Idea: "Frozen" inner function
Jarrett Billingsley
kb3ctd2 at yahoo.com
Sat Nov 25 08:47:58 PST 2006
"Michael Butscher" <mbutscher at gmx.de> wrote in message
news:MPG.1fd2668cdc5c74998969d at news.digitalmars.com...
> The only efficiency tradeoff of frozen functions is the copying at the
> time of definition (and later the freeing of the context memory).
> Except for that they would be as efficient as inner functions.

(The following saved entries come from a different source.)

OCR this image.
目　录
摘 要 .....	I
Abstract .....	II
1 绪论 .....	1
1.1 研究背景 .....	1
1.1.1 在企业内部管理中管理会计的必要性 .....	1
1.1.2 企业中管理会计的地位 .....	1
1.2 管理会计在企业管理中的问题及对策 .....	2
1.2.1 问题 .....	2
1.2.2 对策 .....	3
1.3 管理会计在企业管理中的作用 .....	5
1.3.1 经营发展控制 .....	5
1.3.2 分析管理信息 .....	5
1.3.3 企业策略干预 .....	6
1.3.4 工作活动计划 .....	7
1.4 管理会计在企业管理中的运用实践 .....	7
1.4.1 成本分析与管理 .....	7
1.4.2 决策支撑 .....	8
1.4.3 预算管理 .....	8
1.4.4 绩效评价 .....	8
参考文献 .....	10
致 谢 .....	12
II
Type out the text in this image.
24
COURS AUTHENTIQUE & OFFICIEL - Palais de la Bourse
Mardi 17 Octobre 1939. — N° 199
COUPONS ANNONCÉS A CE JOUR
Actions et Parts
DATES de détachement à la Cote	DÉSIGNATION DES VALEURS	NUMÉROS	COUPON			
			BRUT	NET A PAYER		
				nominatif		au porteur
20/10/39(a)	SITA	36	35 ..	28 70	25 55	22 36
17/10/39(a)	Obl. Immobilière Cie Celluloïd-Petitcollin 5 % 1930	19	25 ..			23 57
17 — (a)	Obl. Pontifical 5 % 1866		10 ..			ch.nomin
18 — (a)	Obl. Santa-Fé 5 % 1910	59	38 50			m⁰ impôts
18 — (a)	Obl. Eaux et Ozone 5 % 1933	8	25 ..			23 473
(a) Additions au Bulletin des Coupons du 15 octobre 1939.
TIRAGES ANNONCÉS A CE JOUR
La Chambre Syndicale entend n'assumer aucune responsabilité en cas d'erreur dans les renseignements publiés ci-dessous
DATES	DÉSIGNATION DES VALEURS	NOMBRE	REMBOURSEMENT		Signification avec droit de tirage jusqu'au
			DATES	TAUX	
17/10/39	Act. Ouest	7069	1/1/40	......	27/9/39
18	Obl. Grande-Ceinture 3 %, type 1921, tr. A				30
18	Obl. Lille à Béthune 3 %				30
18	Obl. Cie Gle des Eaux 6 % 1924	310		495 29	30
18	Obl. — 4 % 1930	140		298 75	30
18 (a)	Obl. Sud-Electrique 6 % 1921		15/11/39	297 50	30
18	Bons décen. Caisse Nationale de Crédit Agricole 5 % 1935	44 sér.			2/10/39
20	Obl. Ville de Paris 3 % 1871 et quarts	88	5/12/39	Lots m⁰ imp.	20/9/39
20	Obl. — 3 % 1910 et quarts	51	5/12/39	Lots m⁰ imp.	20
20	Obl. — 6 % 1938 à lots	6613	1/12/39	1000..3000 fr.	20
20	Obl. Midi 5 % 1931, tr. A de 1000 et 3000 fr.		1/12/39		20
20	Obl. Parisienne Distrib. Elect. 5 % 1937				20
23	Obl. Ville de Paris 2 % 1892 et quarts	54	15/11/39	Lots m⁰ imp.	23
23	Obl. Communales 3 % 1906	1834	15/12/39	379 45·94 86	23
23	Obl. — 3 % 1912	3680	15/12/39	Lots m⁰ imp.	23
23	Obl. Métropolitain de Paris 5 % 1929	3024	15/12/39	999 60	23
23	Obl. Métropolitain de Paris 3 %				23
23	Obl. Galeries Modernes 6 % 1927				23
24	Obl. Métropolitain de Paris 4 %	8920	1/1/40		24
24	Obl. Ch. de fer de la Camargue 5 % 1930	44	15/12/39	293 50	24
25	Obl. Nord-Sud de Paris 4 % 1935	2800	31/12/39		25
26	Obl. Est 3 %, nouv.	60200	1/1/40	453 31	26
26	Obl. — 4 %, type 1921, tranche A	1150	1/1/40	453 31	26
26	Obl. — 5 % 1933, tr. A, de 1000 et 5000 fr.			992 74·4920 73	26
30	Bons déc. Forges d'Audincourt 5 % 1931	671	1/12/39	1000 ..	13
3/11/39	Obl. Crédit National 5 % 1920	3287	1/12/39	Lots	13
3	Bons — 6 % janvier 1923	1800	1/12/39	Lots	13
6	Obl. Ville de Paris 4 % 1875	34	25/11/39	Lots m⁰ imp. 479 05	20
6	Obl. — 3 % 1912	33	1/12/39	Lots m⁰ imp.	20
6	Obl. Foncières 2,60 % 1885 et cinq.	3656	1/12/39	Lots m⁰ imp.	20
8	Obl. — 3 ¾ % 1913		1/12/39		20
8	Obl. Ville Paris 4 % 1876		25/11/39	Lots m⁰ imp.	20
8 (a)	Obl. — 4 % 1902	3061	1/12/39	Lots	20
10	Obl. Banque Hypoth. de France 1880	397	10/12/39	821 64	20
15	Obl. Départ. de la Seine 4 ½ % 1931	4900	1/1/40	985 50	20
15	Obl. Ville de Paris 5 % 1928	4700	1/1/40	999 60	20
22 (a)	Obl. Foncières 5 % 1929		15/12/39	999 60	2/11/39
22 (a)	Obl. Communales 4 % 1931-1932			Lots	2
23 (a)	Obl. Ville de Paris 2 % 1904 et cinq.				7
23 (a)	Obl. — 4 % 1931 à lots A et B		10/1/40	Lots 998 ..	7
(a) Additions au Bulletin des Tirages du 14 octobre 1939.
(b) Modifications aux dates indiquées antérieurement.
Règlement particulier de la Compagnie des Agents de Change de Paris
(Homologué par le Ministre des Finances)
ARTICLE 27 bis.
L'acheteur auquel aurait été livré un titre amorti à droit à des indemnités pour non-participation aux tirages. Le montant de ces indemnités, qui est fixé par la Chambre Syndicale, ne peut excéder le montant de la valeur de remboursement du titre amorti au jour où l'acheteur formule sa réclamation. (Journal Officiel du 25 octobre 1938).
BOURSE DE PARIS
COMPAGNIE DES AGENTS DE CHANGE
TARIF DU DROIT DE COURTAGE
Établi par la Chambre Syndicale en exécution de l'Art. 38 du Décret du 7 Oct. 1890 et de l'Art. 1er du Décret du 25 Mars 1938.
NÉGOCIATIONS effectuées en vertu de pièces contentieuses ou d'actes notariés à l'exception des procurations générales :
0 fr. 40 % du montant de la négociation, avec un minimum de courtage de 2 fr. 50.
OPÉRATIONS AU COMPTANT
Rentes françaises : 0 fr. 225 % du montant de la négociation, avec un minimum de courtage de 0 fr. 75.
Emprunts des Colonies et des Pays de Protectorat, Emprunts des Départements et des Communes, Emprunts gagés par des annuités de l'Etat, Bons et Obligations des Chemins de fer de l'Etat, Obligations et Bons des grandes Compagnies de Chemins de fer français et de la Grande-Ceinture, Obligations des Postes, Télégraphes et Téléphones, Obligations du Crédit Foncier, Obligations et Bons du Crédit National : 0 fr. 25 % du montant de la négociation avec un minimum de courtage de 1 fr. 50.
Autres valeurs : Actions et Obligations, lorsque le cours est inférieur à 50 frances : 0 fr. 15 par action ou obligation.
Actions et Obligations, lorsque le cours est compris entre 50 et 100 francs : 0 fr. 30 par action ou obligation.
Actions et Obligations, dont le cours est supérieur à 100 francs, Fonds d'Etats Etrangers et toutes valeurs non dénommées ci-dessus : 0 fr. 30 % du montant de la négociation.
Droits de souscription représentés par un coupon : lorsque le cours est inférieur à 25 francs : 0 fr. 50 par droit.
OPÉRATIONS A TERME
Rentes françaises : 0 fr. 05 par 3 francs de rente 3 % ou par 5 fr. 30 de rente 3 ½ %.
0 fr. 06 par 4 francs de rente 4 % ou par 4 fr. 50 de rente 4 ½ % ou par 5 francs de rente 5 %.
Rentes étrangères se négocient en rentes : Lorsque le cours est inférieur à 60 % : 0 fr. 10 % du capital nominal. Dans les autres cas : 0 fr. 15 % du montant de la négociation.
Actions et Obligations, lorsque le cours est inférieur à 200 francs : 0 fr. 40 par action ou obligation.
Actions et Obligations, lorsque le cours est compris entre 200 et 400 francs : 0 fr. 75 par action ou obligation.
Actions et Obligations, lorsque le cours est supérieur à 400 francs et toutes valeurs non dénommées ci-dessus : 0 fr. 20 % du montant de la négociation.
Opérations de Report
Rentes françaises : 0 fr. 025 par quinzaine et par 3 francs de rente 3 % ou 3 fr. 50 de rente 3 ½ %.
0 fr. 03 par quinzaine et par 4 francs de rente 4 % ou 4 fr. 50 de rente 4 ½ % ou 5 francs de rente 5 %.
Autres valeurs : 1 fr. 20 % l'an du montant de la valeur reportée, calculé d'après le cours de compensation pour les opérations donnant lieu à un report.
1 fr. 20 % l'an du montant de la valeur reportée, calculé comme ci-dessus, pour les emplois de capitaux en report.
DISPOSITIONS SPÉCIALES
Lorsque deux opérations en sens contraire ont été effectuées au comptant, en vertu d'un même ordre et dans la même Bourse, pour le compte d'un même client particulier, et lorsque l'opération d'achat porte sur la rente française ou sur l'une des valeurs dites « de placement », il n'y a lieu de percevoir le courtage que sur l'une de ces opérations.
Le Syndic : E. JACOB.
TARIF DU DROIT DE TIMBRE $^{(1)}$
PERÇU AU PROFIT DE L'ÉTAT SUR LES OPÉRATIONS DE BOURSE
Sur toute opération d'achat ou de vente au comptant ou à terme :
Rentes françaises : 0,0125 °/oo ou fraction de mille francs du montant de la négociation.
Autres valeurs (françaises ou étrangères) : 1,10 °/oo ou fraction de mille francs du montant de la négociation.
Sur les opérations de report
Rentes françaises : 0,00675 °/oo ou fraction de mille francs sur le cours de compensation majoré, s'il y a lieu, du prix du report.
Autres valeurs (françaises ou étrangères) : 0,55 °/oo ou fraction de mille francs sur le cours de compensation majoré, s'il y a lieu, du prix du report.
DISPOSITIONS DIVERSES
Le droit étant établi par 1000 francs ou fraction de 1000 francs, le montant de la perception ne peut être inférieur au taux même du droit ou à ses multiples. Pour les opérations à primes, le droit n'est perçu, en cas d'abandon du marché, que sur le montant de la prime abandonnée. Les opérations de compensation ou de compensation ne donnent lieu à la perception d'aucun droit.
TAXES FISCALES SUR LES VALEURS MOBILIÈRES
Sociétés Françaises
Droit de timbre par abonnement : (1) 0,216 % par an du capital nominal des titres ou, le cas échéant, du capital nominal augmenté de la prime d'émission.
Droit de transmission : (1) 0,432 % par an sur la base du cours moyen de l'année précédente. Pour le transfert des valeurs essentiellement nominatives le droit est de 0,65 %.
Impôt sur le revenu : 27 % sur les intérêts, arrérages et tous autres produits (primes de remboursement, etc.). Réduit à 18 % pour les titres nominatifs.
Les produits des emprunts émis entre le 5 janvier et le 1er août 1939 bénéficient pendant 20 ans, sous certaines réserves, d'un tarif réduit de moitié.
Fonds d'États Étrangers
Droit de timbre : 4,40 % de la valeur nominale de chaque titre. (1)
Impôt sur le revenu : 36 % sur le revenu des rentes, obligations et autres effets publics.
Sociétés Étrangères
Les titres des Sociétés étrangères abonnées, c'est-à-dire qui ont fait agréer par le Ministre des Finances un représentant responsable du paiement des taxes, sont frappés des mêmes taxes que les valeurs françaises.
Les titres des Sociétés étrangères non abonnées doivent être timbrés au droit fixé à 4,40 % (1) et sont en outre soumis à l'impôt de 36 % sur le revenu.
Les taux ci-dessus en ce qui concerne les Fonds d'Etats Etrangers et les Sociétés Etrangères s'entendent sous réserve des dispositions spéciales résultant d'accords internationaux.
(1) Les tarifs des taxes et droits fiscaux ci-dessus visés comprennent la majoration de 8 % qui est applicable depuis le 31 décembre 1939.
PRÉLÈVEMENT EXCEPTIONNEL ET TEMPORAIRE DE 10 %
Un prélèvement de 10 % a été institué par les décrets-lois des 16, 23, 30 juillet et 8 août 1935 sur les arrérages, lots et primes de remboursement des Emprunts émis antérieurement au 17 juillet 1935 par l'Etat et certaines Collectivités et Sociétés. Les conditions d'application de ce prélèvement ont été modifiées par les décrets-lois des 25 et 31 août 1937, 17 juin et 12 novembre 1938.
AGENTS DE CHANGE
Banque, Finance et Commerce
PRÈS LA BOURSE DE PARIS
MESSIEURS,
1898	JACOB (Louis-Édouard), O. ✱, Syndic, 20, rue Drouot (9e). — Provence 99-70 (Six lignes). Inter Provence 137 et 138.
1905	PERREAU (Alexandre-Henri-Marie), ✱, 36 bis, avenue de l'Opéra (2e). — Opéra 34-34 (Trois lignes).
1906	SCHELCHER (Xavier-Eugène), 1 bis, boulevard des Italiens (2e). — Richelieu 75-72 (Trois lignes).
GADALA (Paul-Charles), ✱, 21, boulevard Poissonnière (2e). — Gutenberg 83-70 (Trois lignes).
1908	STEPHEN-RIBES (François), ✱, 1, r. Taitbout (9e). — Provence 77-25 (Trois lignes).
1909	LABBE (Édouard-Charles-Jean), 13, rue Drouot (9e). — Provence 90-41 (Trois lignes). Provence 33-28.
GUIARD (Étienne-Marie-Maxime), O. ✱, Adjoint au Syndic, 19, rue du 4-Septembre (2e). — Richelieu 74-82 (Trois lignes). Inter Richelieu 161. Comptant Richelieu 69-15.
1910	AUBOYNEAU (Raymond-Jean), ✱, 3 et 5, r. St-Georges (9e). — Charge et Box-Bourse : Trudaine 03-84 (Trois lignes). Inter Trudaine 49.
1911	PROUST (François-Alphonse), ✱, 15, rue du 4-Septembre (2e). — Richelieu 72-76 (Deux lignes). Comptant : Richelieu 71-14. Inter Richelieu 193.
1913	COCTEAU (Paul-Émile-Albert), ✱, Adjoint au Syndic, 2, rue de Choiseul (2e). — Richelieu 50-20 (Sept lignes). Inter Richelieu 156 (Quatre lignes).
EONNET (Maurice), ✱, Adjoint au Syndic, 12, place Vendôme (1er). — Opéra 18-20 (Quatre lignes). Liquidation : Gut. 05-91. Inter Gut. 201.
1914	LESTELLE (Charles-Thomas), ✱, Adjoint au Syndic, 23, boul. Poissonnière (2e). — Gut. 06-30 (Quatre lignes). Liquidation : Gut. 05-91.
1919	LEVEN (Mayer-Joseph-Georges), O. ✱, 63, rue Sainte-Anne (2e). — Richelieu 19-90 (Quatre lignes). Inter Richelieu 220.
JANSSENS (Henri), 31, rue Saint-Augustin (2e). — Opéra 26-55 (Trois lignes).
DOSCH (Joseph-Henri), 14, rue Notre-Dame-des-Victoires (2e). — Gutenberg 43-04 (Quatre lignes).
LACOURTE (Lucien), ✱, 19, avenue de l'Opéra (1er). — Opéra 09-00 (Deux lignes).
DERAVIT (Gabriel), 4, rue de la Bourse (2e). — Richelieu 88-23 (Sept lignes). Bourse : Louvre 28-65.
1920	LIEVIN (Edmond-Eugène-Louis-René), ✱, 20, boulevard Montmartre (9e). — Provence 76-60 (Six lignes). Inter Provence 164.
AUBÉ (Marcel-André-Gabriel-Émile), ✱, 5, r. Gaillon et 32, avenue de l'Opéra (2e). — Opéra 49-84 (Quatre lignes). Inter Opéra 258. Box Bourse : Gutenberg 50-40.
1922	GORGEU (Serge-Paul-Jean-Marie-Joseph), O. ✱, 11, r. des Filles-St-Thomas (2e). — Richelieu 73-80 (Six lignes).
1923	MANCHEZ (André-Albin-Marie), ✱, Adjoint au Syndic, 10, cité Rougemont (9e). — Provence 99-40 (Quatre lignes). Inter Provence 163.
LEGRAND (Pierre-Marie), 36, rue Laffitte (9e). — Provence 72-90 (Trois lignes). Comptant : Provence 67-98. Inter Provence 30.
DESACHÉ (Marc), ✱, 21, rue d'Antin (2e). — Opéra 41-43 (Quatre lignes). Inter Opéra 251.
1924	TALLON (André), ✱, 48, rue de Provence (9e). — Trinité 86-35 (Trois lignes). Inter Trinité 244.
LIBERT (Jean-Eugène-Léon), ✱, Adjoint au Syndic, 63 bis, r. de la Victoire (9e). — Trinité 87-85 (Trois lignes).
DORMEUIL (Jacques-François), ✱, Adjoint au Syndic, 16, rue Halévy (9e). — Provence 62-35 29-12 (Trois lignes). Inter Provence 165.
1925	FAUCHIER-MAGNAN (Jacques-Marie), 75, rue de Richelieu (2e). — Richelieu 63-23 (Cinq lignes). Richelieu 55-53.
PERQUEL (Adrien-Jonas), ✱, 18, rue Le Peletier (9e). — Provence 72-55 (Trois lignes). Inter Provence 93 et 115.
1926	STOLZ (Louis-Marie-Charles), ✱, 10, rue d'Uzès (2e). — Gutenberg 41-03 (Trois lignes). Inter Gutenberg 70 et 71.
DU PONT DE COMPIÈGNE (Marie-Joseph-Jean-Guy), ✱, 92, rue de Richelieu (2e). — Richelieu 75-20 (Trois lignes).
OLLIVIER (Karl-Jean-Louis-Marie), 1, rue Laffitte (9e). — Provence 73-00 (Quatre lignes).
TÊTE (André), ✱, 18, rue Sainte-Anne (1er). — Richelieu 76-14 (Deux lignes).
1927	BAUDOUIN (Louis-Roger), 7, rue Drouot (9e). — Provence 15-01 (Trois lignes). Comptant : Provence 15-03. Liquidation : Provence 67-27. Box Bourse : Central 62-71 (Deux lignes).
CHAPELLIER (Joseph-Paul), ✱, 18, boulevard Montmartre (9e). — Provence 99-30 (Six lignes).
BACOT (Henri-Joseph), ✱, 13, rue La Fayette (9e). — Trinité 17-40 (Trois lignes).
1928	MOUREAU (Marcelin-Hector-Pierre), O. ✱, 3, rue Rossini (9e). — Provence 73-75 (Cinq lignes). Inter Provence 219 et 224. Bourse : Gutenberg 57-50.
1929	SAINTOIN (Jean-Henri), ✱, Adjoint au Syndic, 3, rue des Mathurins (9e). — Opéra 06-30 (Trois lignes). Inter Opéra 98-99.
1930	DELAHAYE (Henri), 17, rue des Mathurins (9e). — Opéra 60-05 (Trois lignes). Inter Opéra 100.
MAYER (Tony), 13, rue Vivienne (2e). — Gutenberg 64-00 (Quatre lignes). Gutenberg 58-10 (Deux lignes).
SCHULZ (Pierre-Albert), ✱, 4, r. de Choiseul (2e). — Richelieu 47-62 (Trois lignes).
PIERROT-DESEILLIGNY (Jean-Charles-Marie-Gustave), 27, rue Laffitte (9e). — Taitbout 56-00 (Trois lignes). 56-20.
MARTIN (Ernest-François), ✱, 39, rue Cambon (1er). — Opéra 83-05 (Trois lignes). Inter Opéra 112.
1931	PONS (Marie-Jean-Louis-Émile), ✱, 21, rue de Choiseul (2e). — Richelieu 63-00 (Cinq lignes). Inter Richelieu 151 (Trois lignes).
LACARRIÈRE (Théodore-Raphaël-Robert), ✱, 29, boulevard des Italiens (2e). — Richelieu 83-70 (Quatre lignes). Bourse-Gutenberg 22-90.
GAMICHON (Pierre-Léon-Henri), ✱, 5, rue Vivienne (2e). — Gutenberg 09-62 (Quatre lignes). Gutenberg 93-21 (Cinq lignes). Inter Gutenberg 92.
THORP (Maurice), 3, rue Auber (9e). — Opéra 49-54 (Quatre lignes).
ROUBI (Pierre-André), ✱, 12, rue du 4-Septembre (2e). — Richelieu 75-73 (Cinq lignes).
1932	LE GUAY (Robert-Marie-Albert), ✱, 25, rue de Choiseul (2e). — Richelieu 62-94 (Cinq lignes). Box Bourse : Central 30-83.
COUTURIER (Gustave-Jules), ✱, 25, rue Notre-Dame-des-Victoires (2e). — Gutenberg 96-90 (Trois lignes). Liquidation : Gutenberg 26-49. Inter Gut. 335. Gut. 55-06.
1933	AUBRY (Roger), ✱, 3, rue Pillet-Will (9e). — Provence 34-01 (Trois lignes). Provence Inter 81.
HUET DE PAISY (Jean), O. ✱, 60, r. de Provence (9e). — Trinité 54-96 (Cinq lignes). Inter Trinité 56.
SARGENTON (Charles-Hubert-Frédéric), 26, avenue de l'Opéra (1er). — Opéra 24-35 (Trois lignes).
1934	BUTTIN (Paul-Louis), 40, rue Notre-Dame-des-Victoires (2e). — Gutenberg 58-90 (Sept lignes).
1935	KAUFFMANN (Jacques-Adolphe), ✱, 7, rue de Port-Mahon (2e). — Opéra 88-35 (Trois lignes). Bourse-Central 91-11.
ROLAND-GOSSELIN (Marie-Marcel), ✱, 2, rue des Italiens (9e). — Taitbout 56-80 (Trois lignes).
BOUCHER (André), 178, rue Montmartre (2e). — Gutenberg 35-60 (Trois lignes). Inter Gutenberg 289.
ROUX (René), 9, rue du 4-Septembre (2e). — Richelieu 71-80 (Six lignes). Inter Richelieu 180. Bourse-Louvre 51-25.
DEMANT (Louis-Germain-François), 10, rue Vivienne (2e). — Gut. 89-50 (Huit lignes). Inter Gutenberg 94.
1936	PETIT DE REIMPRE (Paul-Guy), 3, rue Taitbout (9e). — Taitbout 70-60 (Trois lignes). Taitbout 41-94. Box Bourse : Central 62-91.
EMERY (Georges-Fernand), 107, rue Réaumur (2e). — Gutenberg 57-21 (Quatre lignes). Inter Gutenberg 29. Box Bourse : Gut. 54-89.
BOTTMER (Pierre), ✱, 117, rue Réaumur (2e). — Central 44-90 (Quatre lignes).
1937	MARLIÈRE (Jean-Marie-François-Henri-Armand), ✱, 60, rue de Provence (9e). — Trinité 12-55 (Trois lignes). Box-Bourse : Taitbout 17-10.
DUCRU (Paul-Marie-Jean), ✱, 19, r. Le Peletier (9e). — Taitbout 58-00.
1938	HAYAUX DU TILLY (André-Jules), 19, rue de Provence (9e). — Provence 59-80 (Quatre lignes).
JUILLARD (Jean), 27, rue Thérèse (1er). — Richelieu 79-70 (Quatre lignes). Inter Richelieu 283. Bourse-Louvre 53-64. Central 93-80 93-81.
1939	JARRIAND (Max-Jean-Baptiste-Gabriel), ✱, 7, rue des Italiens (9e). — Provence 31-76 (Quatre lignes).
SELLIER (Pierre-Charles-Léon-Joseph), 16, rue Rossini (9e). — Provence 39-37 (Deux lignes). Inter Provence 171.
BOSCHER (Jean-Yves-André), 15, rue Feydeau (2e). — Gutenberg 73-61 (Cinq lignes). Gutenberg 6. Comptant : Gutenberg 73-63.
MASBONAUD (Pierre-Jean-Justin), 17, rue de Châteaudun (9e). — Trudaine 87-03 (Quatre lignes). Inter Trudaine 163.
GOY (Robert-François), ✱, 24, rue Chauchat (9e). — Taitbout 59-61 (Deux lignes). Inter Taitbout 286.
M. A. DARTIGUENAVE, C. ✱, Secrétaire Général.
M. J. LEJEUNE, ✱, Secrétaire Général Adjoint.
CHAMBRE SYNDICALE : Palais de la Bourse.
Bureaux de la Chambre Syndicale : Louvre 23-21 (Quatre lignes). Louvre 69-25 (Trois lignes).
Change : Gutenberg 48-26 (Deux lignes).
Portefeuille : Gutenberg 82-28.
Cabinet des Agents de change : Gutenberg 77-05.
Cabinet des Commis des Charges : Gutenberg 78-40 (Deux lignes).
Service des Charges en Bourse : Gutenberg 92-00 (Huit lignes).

If in a loop, or in a function which is called a lot, that would be a lot of
allocations, which is particularly wasteful if you never return the closure
from the function. I'd say a very large percentage of the time, you don't
need to return nested functions, so it'd be wasteful to enable the feature
when it's not used that often.
Additionally, there's the problem of functions with several levels of
nesting. If you have c() inside b() inside a(), if c() accesses local
variables of both b() and a(), when b() returns (but still inside a()), the
closure of c() will have to be able to access the active locals of a() on
the stack, but the locals of b() will have to be on the heap. This would
have to be done through some second level of indirection or using multiple
context pointers. This problem exists in languages such as Lua (and mine,
MiniD!) and is handled with tricky things called upvalues, which are a
second level of indirection for each outer function local. I don't know how
well something like that would fit into a lower-level language like D.
> This would be technically the same, but, as you wrote, less convenient.
For the time being, though, it's certainly a nice (and simple) alternative /
workaround. It also has the advantage that you can very selectively control
if/when the closure's context is allocated on the heap.